Я вышел из машины и увидел Натали. То есть Натали она оказалась потом, а сначала это была девушка в пятнистой тонкой и мягкой шубке. Девушка стояла, закрыв глаза и подняв лицо к небу так, что на лицо падали снежинки, белые и крупные.
Я подошел поближе, чтобы посмотреть, что же это она делает, потому что это была первая парижанка, которую я видел.
— Двадцать
четыре, — сказала девушка, открыла глаза, посмотрела на меня и я почувствовал, как дурацкая, обезьянья — от уха до уха — улыбка растягивает мне щеки.— Бонжур, месье, — произнесла девушка. — Я вас ждала.
— Бонжур, мадемуазель, — ответил я, продолжая глупо улыбаться. — Как видите, я приехал. Простите, что задержался в таком долгом пути...
8
В таком долгом пути назад я задержался и теперь могу не торопиться перетасовывать события, встречи, разговоры, людей, лица — по-своему усмотрению, ведь все это во мне и еще многое другое, и совсем не важно, что конференция движется, и Збигнев Крышевский уже рисует на доске социографическую схему рассказа из расчета n-1 персонажей и график личных связей героев на координатах родственных, дружеских или служебных отношений плюс сексуальная симпатия (на положительной оси), и все делают вид, что страшно заинтересованы, и даже Фриц очнулся от дремоты и смотрит из-под массивных век, и я знаю, что минут через десять он спросит, почему пан Крышевский при такой прекрасной теоретической подготовке печет такие дерьмовые новеллы, и всякий миг, минувший и предстоящий уже со мной — как проклятие и спасение — и будет со мной и двадцать, и тридцать лет спустя, если удастся вернуться из возвращения, до того волшебного сентябрьского утра, свежего, как дыхание Натали, которая еще не пришла, дыхание, смешанное с запахом цветов, их я собирался полить, да так и не успел, потому что река времени откатилась обратно, увлекая и меня, и всех, кто так или иначе со мной соприкасался, откатилась на много лет, чтобы ненадолго, прежде чем вновь набрать силу, остановиться в номере в «Грин Стар», когда открылась дверь — я как раз сидел в кресле перед экраном и раскручивал ролик с классиками позапрошлого века: страницы на экране таяли, утекали со скоростью моего чтения, и я только что нажал клавишу возврата, чтобы посмотреть добротный стилистический кусок предыдущей страницы — у меня был Генри Торо — когда открылась дверь и вошла мадам Сидорова — я знал, что вечером этого дня она придет, все еще стройная, в светло-серых брюках (пожалуй, мода живет дольше своих носителей), в легком шерстяном свитере (груди под ним торчат как у козы, но меня не проведешь, я знаю про фокусы косметики), на лице — улыбка: в губах, глазах, бровях — покорная улыбка, и подходит ко мне, будто мы расстались час назад, и подходит ко мне, сидящему, берет мою голову и целует макушку, при этом я упираюсь головой ей в живот, где-то выше пупка, и пытаюсь откинуть голову назад, а Надин еще раз целует меня в макушку, где волос от этого не прибавляется, и замечает:
— Время пропалывает и твой огород.
— Не я сажал, не мне и беспокоиться, что там растет, — бормочу я, освобождаясь из ее рук.

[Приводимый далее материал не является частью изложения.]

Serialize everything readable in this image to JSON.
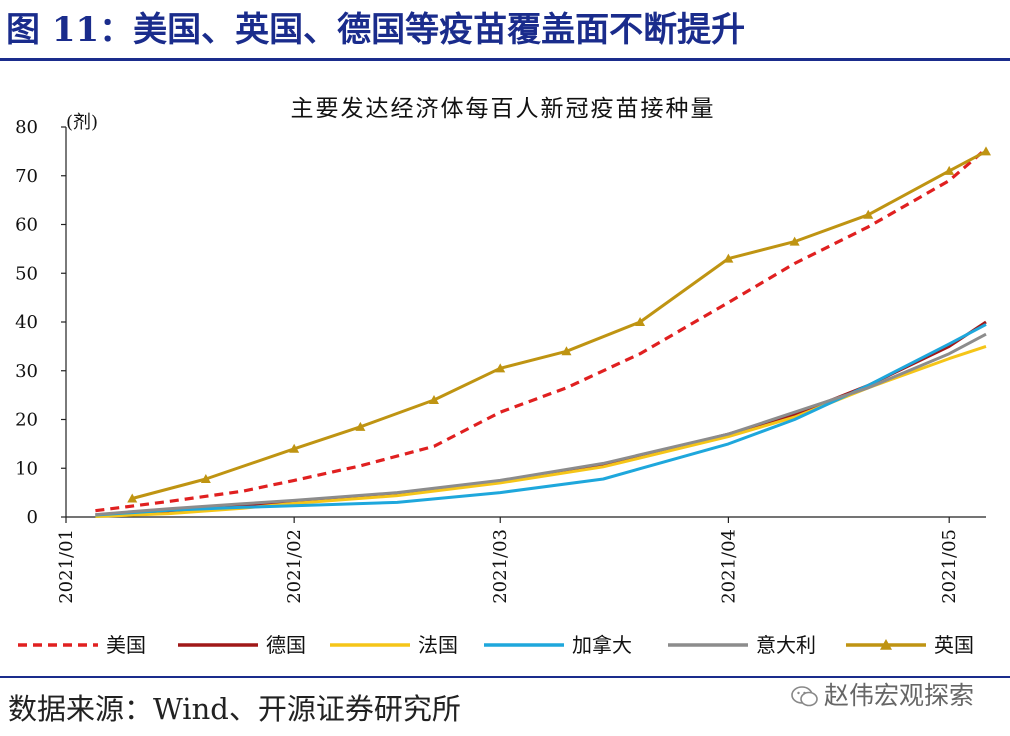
{
  "figure_title": "图 11：美国、英国、德国等疫苗覆盖面不断提升",
  "source_text": "数据来源：Wind、开源证券研究所",
  "watermark_text": "赵伟宏观探索",
  "watermark_icon": "wechat-icon",
  "chart_data": {
    "type": "line",
    "title": "主要发达经济体每百人新冠疫苗接种量",
    "ylabel": "(剂)",
    "xlabel": "",
    "ylim": [
      0,
      80
    ],
    "yticks": [
      0,
      10,
      20,
      30,
      40,
      50,
      60,
      70,
      80
    ],
    "xlim": [
      "2021-01-01",
      "2021-05-06"
    ],
    "xticks": [
      {
        "date": "2021-01-01",
        "label": "2021/01"
      },
      {
        "date": "2021-02-01",
        "label": "2021/02"
      },
      {
        "date": "2021-03-01",
        "label": "2021/03"
      },
      {
        "date": "2021-04-01",
        "label": "2021/04"
      },
      {
        "date": "2021-05-01",
        "label": "2021/05"
      }
    ],
    "grid": false,
    "legend_position": "bottom",
    "series": [
      {
        "name": "美国",
        "color": "#e02020",
        "dash": "dashed",
        "marker": "none",
        "points": [
          [
            "2021-01-05",
            1.3
          ],
          [
            "2021-01-15",
            3.2
          ],
          [
            "2021-01-25",
            5.3
          ],
          [
            "2021-02-01",
            7.5
          ],
          [
            "2021-02-10",
            10.5
          ],
          [
            "2021-02-20",
            14.5
          ],
          [
            "2021-03-01",
            21.5
          ],
          [
            "2021-03-10",
            26.5
          ],
          [
            "2021-03-20",
            33.5
          ],
          [
            "2021-04-01",
            44.0
          ],
          [
            "2021-04-10",
            52.0
          ],
          [
            "2021-04-20",
            59.5
          ],
          [
            "2021-05-01",
            69.0
          ],
          [
            "2021-05-06",
            75.5
          ]
        ]
      },
      {
        "name": "德国",
        "color": "#a01818",
        "dash": "solid",
        "marker": "none",
        "points": [
          [
            "2021-01-05",
            0.4
          ],
          [
            "2021-01-15",
            1.2
          ],
          [
            "2021-01-25",
            2.3
          ],
          [
            "2021-02-01",
            3.0
          ],
          [
            "2021-02-15",
            4.6
          ],
          [
            "2021-03-01",
            7.3
          ],
          [
            "2021-03-15",
            10.6
          ],
          [
            "2021-04-01",
            17.0
          ],
          [
            "2021-04-10",
            21.0
          ],
          [
            "2021-04-20",
            27.0
          ],
          [
            "2021-05-01",
            35.0
          ],
          [
            "2021-05-06",
            40.0
          ]
        ]
      },
      {
        "name": "法国",
        "color": "#f5c518",
        "dash": "solid",
        "marker": "none",
        "points": [
          [
            "2021-01-05",
            0.1
          ],
          [
            "2021-01-15",
            0.7
          ],
          [
            "2021-01-25",
            1.8
          ],
          [
            "2021-02-01",
            2.8
          ],
          [
            "2021-02-15",
            4.4
          ],
          [
            "2021-03-01",
            7.0
          ],
          [
            "2021-03-15",
            10.3
          ],
          [
            "2021-04-01",
            16.5
          ],
          [
            "2021-04-10",
            20.5
          ],
          [
            "2021-04-20",
            26.5
          ],
          [
            "2021-05-01",
            32.5
          ],
          [
            "2021-05-06",
            35.0
          ]
        ]
      },
      {
        "name": "加拿大",
        "color": "#1ea7dc",
        "dash": "solid",
        "marker": "none",
        "points": [
          [
            "2021-01-05",
            0.4
          ],
          [
            "2021-01-15",
            1.4
          ],
          [
            "2021-01-25",
            2.0
          ],
          [
            "2021-02-01",
            2.3
          ],
          [
            "2021-02-15",
            3.0
          ],
          [
            "2021-03-01",
            5.0
          ],
          [
            "2021-03-15",
            7.8
          ],
          [
            "2021-04-01",
            15.0
          ],
          [
            "2021-04-10",
            20.0
          ],
          [
            "2021-04-20",
            27.0
          ],
          [
            "2021-05-01",
            35.5
          ],
          [
            "2021-05-06",
            39.5
          ]
        ]
      },
      {
        "name": "意大利",
        "color": "#8c8c8c",
        "dash": "solid",
        "marker": "none",
        "points": [
          [
            "2021-01-05",
            0.5
          ],
          [
            "2021-01-15",
            1.7
          ],
          [
            "2021-01-25",
            2.7
          ],
          [
            "2021-02-01",
            3.4
          ],
          [
            "2021-02-15",
            5.0
          ],
          [
            "2021-03-01",
            7.5
          ],
          [
            "2021-03-15",
            11.0
          ],
          [
            "2021-04-01",
            17.0
          ],
          [
            "2021-04-10",
            21.5
          ],
          [
            "2021-04-20",
            26.5
          ],
          [
            "2021-05-01",
            33.5
          ],
          [
            "2021-05-06",
            37.5
          ]
        ]
      },
      {
        "name": "英国",
        "color": "#bf9412",
        "dash": "solid",
        "marker": "triangle",
        "points": [
          [
            "2021-01-10",
            3.8
          ],
          [
            "2021-01-20",
            7.8
          ],
          [
            "2021-02-01",
            14.0
          ],
          [
            "2021-02-10",
            18.5
          ],
          [
            "2021-02-20",
            24.0
          ],
          [
            "2021-03-01",
            30.5
          ],
          [
            "2021-03-10",
            34.0
          ],
          [
            "2021-03-20",
            40.0
          ],
          [
            "2021-04-01",
            53.0
          ],
          [
            "2021-04-10",
            56.5
          ],
          [
            "2021-04-20",
            62.0
          ],
          [
            "2021-05-01",
            71.0
          ],
          [
            "2021-05-06",
            75.0
          ]
        ]
      }
    ]
  }
}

Надин легко и ненадолго, как птица на ветку, опускается на подлокотник кресла, в котором я сижу, и говорит:
— Здравствуй, старина. Страшно рада тебя видеть.
Это ее манера разговора — «кошмарно переживаю», «дико хохотала» — усиливать слова метафорами, будто ей без этого не поверят, — просто вид мимикрии в общении с другим полом, и с этим ничего не поделаешь — это на молекулярно-генетическом уровне — она носит свои движения, повороты, замашки, как носят свой — и здесь я начинаю волноваться, потому что не ощущаю — запах.
— Смертельно соскучилась по тебе, — опять говорит она, подвигая меня к разговору, к откровенности, осторожно, как на край пропасти, а я внутри себя суматошно мечусь, как пес: потерял запах.
— Спасибо, хорошо, — невнятно отвечаю я, хотя она и не спрашивает, как я поживаю, это она спрашивала тогда, в первый раз. Утрата запаха — сигнал опасности: живое должно пахнуть, это я знаю твердо, как то, что рядом со мной на подлокотнике кресла сидит моя бывшая жена Надин, и я могу взять ее руки и понюхать — сначала слегка, чуть-чуть, чтоб распознать, угадать, что это, а потом — ускоряя поток втягиваемого воздуха, пока не зазвучит мелодия запаха, у каждого человека своя, неповторимая. Один из признаков совместимости или несовместимости людей друг с другом.